Honorable Mentions: Hot Fuzz, because everyone seems to have forgotten about it, and it was awesome, although less awesome than both Shaun of the Dead and the preceding 20 movies. Otherwise, I don't think you need a list of other movies I saw that were good, but not as good as these.
Regrets: I didn't see (and wanted or at least felt obligated to see) Lars and the Real Girl, Great World of Sound, No End in Sight, The Savages, This is England, King of Kong, Election and Triad Election, Across the Universe, The Assassination of Jesse James by the Coward Robert Ford, Charlie Wilson's War, I'm Not There. I also didn't see 4 Months, 3 Weeks, and 2 Days, but I blame the film industry/Mr.
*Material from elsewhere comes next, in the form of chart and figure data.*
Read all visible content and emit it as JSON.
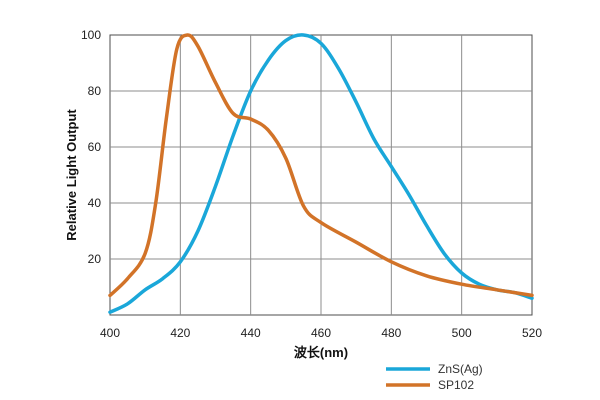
{
  "chart_data": {
    "type": "line",
    "xlabel": "波长(nm)",
    "ylabel": "Relative Light Output",
    "xlim": [
      400,
      520
    ],
    "ylim": [
      0,
      100
    ],
    "x_ticks": [
      400,
      420,
      440,
      460,
      480,
      500,
      520
    ],
    "y_ticks": [
      20,
      40,
      60,
      80,
      100
    ],
    "grid": true,
    "legend_position": "bottom-right",
    "series": [
      {
        "name": "ZnS(Ag)",
        "color": "#1aa7d9",
        "x": [
          400,
          405,
          410,
          415,
          420,
          425,
          430,
          435,
          440,
          445,
          450,
          455,
          460,
          465,
          470,
          475,
          480,
          485,
          490,
          495,
          500,
          505,
          510,
          515,
          520
        ],
        "y": [
          1,
          4,
          9,
          13,
          19,
          30,
          46,
          64,
          80,
          91,
          98,
          100,
          97,
          88,
          76,
          63,
          53,
          43,
          32,
          22,
          15,
          11,
          9,
          8,
          6
        ]
      },
      {
        "name": "SP102",
        "color": "#d27328",
        "x": [
          400,
          405,
          410,
          413,
          416,
          419,
          422,
          425,
          430,
          435,
          440,
          445,
          450,
          455,
          460,
          470,
          480,
          490,
          500,
          510,
          520
        ],
        "y": [
          7,
          13,
          22,
          40,
          70,
          95,
          100,
          96,
          83,
          72,
          70,
          66,
          56,
          39,
          33,
          26,
          19,
          14,
          11,
          9,
          7
        ]
      }
    ]
  }
}
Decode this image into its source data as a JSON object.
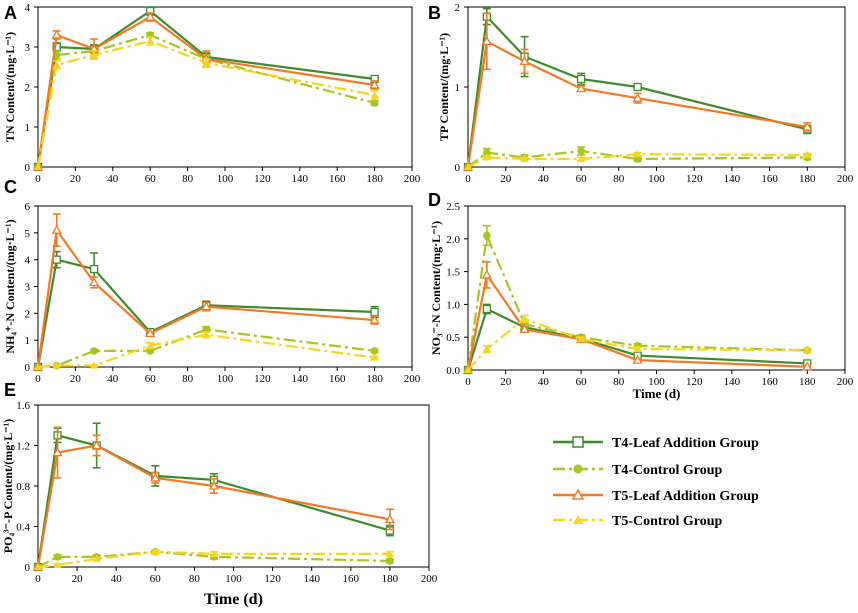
{
  "colors": {
    "t4_leaf": "#3e8b2c",
    "t4_control": "#a6c620",
    "t5_leaf": "#f37a24",
    "t5_control": "#f9d51e"
  },
  "legend": {
    "t4_leaf": "T4-Leaf Addition Group",
    "t4_control": "T4-Control Group",
    "t5_leaf": "T5-Leaf Addition Group",
    "t5_control": "T5-Control Group"
  },
  "chart_data": [
    {
      "panel": "A",
      "type": "line",
      "ylabel": "TN Content/(mg·L⁻¹)",
      "xlabel": "",
      "xlim": [
        0,
        200
      ],
      "ylim": [
        0,
        4
      ],
      "xticks": [
        "0",
        "20",
        "40",
        "60",
        "80",
        "100",
        "120",
        "140",
        "160",
        "180",
        "200"
      ],
      "yticks": [
        "0",
        "1",
        "2",
        "3",
        "4"
      ],
      "x": [
        0,
        10,
        30,
        60,
        90,
        180
      ],
      "series": [
        {
          "key": "t4_leaf",
          "values": [
            0,
            3.0,
            2.95,
            3.9,
            2.75,
            2.2
          ],
          "err": [
            0,
            0.1,
            0.1,
            0.1,
            0.1,
            0.05
          ]
        },
        {
          "key": "t4_control",
          "values": [
            0,
            2.8,
            2.9,
            3.3,
            2.7,
            1.6
          ],
          "err": [
            0,
            0.1,
            0.1,
            0.05,
            0.1,
            0.05
          ]
        },
        {
          "key": "t5_leaf",
          "values": [
            0,
            3.3,
            2.95,
            3.75,
            2.7,
            2.05
          ],
          "err": [
            0,
            0.1,
            0.25,
            0.1,
            0.2,
            0.1
          ]
        },
        {
          "key": "t5_control",
          "values": [
            0,
            2.55,
            2.8,
            3.15,
            2.6,
            1.8
          ],
          "err": [
            0,
            0.1,
            0.1,
            0.1,
            0.1,
            0.1
          ]
        }
      ]
    },
    {
      "panel": "B",
      "type": "line",
      "ylabel": "TP Content/(mg·L⁻¹)",
      "xlabel": "",
      "xlim": [
        0,
        200
      ],
      "ylim": [
        0,
        2
      ],
      "xticks": [
        "0",
        "20",
        "40",
        "60",
        "80",
        "100",
        "120",
        "140",
        "160",
        "180",
        "200"
      ],
      "yticks": [
        "0",
        "1",
        "2"
      ],
      "x": [
        0,
        10,
        30,
        60,
        90,
        180
      ],
      "series": [
        {
          "key": "t4_leaf",
          "values": [
            0,
            1.88,
            1.38,
            1.1,
            1.0,
            0.47
          ],
          "err": [
            0,
            0.1,
            0.25,
            0.07,
            0.03,
            0.05
          ]
        },
        {
          "key": "t4_control",
          "values": [
            0,
            0.18,
            0.12,
            0.2,
            0.1,
            0.12
          ],
          "err": [
            0,
            0.05,
            0.03,
            0.05,
            0.03,
            0.03
          ]
        },
        {
          "key": "t5_leaf",
          "values": [
            0,
            1.57,
            1.32,
            0.98,
            0.86,
            0.5
          ],
          "err": [
            0,
            0.35,
            0.15,
            0.03,
            0.06,
            0.05
          ]
        },
        {
          "key": "t5_control",
          "values": [
            0,
            0.12,
            0.1,
            0.1,
            0.16,
            0.15
          ],
          "err": [
            0,
            0.02,
            0.02,
            0.02,
            0.02,
            0.02
          ]
        }
      ]
    },
    {
      "panel": "C",
      "type": "line",
      "ylabel": "NH₄⁺-N Content/(mg·L⁻¹)",
      "xlabel": "",
      "xlim": [
        0,
        200
      ],
      "ylim": [
        0,
        6
      ],
      "xticks": [
        "0",
        "20",
        "40",
        "60",
        "80",
        "100",
        "120",
        "140",
        "160",
        "180",
        "200"
      ],
      "yticks": [
        "0",
        "1",
        "2",
        "3",
        "4",
        "5",
        "6"
      ],
      "x": [
        0,
        10,
        30,
        60,
        90,
        180
      ],
      "series": [
        {
          "key": "t4_leaf",
          "values": [
            0,
            4.0,
            3.65,
            1.3,
            2.3,
            2.05
          ],
          "err": [
            0,
            0.3,
            0.6,
            0.05,
            0.15,
            0.2
          ]
        },
        {
          "key": "t4_control",
          "values": [
            0,
            0.05,
            0.6,
            0.6,
            1.4,
            0.6
          ],
          "err": [
            0,
            0.02,
            0.05,
            0.05,
            0.1,
            0.05
          ]
        },
        {
          "key": "t5_leaf",
          "values": [
            0,
            5.1,
            3.15,
            1.25,
            2.25,
            1.75
          ],
          "err": [
            0,
            0.6,
            0.2,
            0.05,
            0.15,
            0.15
          ]
        },
        {
          "key": "t5_control",
          "values": [
            0,
            0.05,
            0.05,
            0.8,
            1.2,
            0.35
          ],
          "err": [
            0,
            0.02,
            0.02,
            0.1,
            0.1,
            0.05
          ]
        }
      ]
    },
    {
      "panel": "D",
      "type": "line",
      "ylabel": "NO₃⁻-N Content/(mg·L⁻¹)",
      "xlabel": "Time (d)",
      "xlim": [
        0,
        200
      ],
      "ylim": [
        0,
        2.5
      ],
      "xticks": [
        "0",
        "20",
        "40",
        "60",
        "80",
        "100",
        "120",
        "140",
        "160",
        "180",
        "200"
      ],
      "yticks": [
        "0.0",
        "0.5",
        "1.0",
        "1.5",
        "2.0",
        "2.5"
      ],
      "x": [
        0,
        10,
        30,
        60,
        90,
        180
      ],
      "series": [
        {
          "key": "t4_leaf",
          "values": [
            0,
            0.93,
            0.65,
            0.48,
            0.22,
            0.1
          ],
          "err": [
            0,
            0.07,
            0.03,
            0.03,
            0.02,
            0.02
          ]
        },
        {
          "key": "t4_control",
          "values": [
            0,
            2.05,
            0.7,
            0.5,
            0.37,
            0.3
          ],
          "err": [
            0,
            0.15,
            0.05,
            0.03,
            0.03,
            0.03
          ]
        },
        {
          "key": "t5_leaf",
          "values": [
            0,
            1.45,
            0.62,
            0.47,
            0.15,
            0.05
          ],
          "err": [
            0,
            0.2,
            0.03,
            0.03,
            0.02,
            0.01
          ]
        },
        {
          "key": "t5_control",
          "values": [
            0,
            0.32,
            0.78,
            0.47,
            0.32,
            0.3
          ],
          "err": [
            0,
            0.05,
            0.05,
            0.03,
            0.03,
            0.03
          ]
        }
      ]
    },
    {
      "panel": "E",
      "type": "line",
      "ylabel": "PO₄³⁻-P Content/(mg·L⁻¹)",
      "xlabel": "Time (d)",
      "xlim": [
        0,
        200
      ],
      "ylim": [
        0,
        1.6
      ],
      "xticks": [
        "0",
        "20",
        "40",
        "60",
        "80",
        "100",
        "120",
        "140",
        "160",
        "180",
        "200"
      ],
      "yticks": [
        "0",
        "0.4",
        "0.8",
        "1.2",
        "1.6"
      ],
      "x": [
        0,
        10,
        30,
        60,
        90,
        180
      ],
      "series": [
        {
          "key": "t4_leaf",
          "values": [
            0,
            1.3,
            1.2,
            0.9,
            0.86,
            0.36
          ],
          "err": [
            0,
            0.07,
            0.22,
            0.1,
            0.06,
            0.05
          ]
        },
        {
          "key": "t4_control",
          "values": [
            0,
            0.1,
            0.1,
            0.15,
            0.1,
            0.06
          ],
          "err": [
            0,
            0.02,
            0.02,
            0.02,
            0.02,
            0.02
          ]
        },
        {
          "key": "t5_leaf",
          "values": [
            0,
            1.13,
            1.2,
            0.88,
            0.8,
            0.47
          ],
          "err": [
            0,
            0.25,
            0.1,
            0.05,
            0.07,
            0.1
          ]
        },
        {
          "key": "t5_control",
          "values": [
            0,
            0.02,
            0.08,
            0.15,
            0.13,
            0.13
          ],
          "err": [
            0,
            0.01,
            0.01,
            0.02,
            0.02,
            0.02
          ]
        }
      ]
    }
  ]
}
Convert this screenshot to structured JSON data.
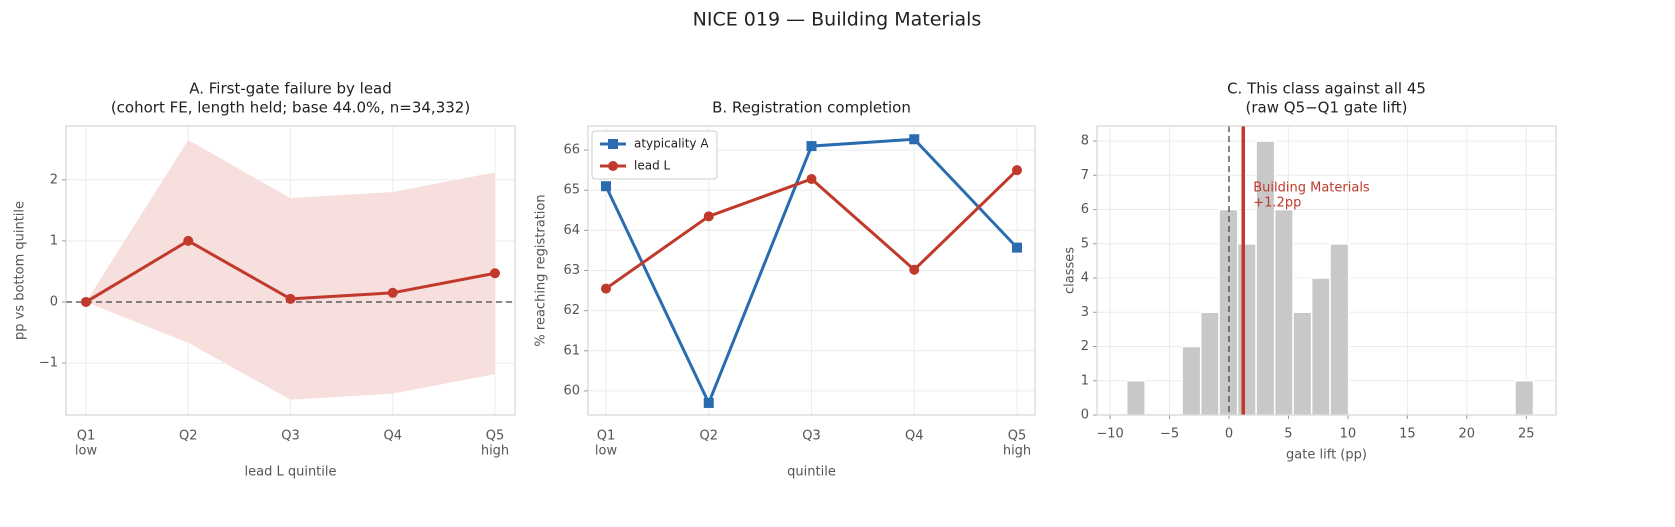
{
  "title": "NICE 019 — Building Materials",
  "chart_data": [
    {
      "type": "line",
      "title": [
        "A. First-gate failure by lead",
        "(cohort FE, length held; base 44.0%, n=34,332)"
      ],
      "categories": [
        "Q1",
        "Q2",
        "Q3",
        "Q4",
        "Q5"
      ],
      "category_sublabels": [
        "low",
        null,
        null,
        null,
        "high"
      ],
      "xlabel": "lead L quintile",
      "ylabel": "pp vs bottom quintile",
      "ylim": [
        -1.85,
        2.88
      ],
      "yticks": [
        {
          "value": -1,
          "label": "−1"
        },
        0,
        1,
        2
      ],
      "grid": true,
      "hline": 0,
      "band": {
        "color": "#f6dfdd",
        "lower": [
          0,
          -0.67,
          -1.6,
          -1.5,
          -1.18
        ],
        "upper": [
          0,
          2.65,
          1.7,
          1.8,
          2.12
        ]
      },
      "series": [
        {
          "color": "#c0392b",
          "marker": "circle",
          "values": [
            0,
            1.0,
            0.05,
            0.15,
            0.47
          ]
        }
      ]
    },
    {
      "type": "line",
      "title": [
        "B. Registration completion"
      ],
      "categories": [
        "Q1",
        "Q2",
        "Q3",
        "Q4",
        "Q5"
      ],
      "category_sublabels": [
        "low",
        null,
        null,
        null,
        "high"
      ],
      "xlabel": "quintile",
      "ylabel": "% reaching registration",
      "ylim": [
        59.4,
        66.6
      ],
      "yticks": [
        60,
        61,
        62,
        63,
        64,
        65,
        66
      ],
      "grid": true,
      "legend": "upper left",
      "series": [
        {
          "name": "atypicality A",
          "color": "#2b6cb0",
          "marker": "square",
          "values": [
            65.1,
            59.7,
            66.1,
            66.27,
            63.57
          ]
        },
        {
          "name": "lead L",
          "color": "#c0392b",
          "marker": "circle",
          "values": [
            62.55,
            64.35,
            65.28,
            63.02,
            65.5
          ]
        }
      ]
    },
    {
      "type": "histogram",
      "title": [
        "C. This class against all 45",
        "(raw Q5−Q1 gate lift)"
      ],
      "xlabel": "gate lift (pp)",
      "ylabel": "classes",
      "xlim": [
        -11.1,
        27.5
      ],
      "ylim": [
        0,
        8.44
      ],
      "xticks": [
        {
          "value": -10,
          "label": "−10"
        },
        {
          "value": -5,
          "label": "−5"
        },
        0,
        5,
        10,
        15,
        20,
        25
      ],
      "yticks": [
        0,
        1,
        2,
        3,
        4,
        5,
        6,
        7,
        8
      ],
      "grid": true,
      "color": "#c8c8c8",
      "vline": 0,
      "bins": [
        -8.6,
        -7.05,
        -5.49,
        -3.94,
        -2.38,
        -0.83,
        0.73,
        2.28,
        3.84,
        5.39,
        6.95,
        8.5,
        10.06,
        11.61,
        13.17,
        14.72,
        16.28,
        17.83,
        19.39,
        20.94,
        22.5,
        24.05,
        25.61
      ],
      "counts": [
        1,
        0,
        0,
        2,
        3,
        6,
        5,
        8,
        6,
        3,
        4,
        5,
        0,
        0,
        0,
        0,
        0,
        0,
        0,
        0,
        0,
        1
      ],
      "highlight": {
        "value": 1.2,
        "color": "#c0392b",
        "label": [
          "Building Materials",
          "+1.2pp"
        ]
      }
    }
  ]
}
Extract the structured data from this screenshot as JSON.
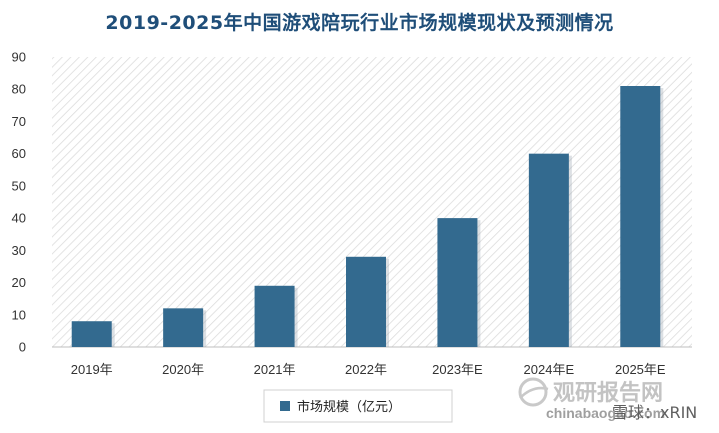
{
  "page_title": "2019-2025年中国游戏陪玩行业市场规模现状及预测情况",
  "chart_data": {
    "type": "bar",
    "title": "2019-2025年中国游戏陪玩行业市场规模现状及预测情况",
    "categories": [
      "2019年",
      "2020年",
      "2021年",
      "2022年",
      "2023年E",
      "2024年E",
      "2025年E"
    ],
    "series": [
      {
        "name": "市场规模（亿元）",
        "values": [
          8,
          12,
          19,
          28,
          40,
          60,
          81
        ]
      }
    ],
    "yticks": [
      0,
      10,
      20,
      30,
      40,
      50,
      60,
      70,
      80,
      90
    ],
    "ylim": [
      0,
      90
    ],
    "xlabel": "",
    "ylabel": "",
    "legend_position": "bottom",
    "grid": false,
    "bar_color": "#336a8f"
  },
  "watermark": {
    "chinese": "观研报告网",
    "english": "chinabaogao.com",
    "overlay": "雪球：xRIN"
  }
}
Stone for that.

2 comments:

Hilary said...

1. Once
2. The Bourne Ultimatum
3. Michael Clayton
4. Waitress
5. The Darjeeling Limited
6. 3:10 to Yuma
7. Persepolis
8. The Diving Bell and the Butterfly
9. The Counterfeiters
10. Starting Out in the Evening
11. Juno
12. In the Shadow of the Moon
13. Zodiac
14. The Lookout
15. Fracture
16. Sicko
17. Stardust
18. Enchanted
19. Hot Fuzz
20. The Simpsons Movie

I used Wikipedia to help me remember what movies were 2007, so forive me if I've overstepped anywhere on this list.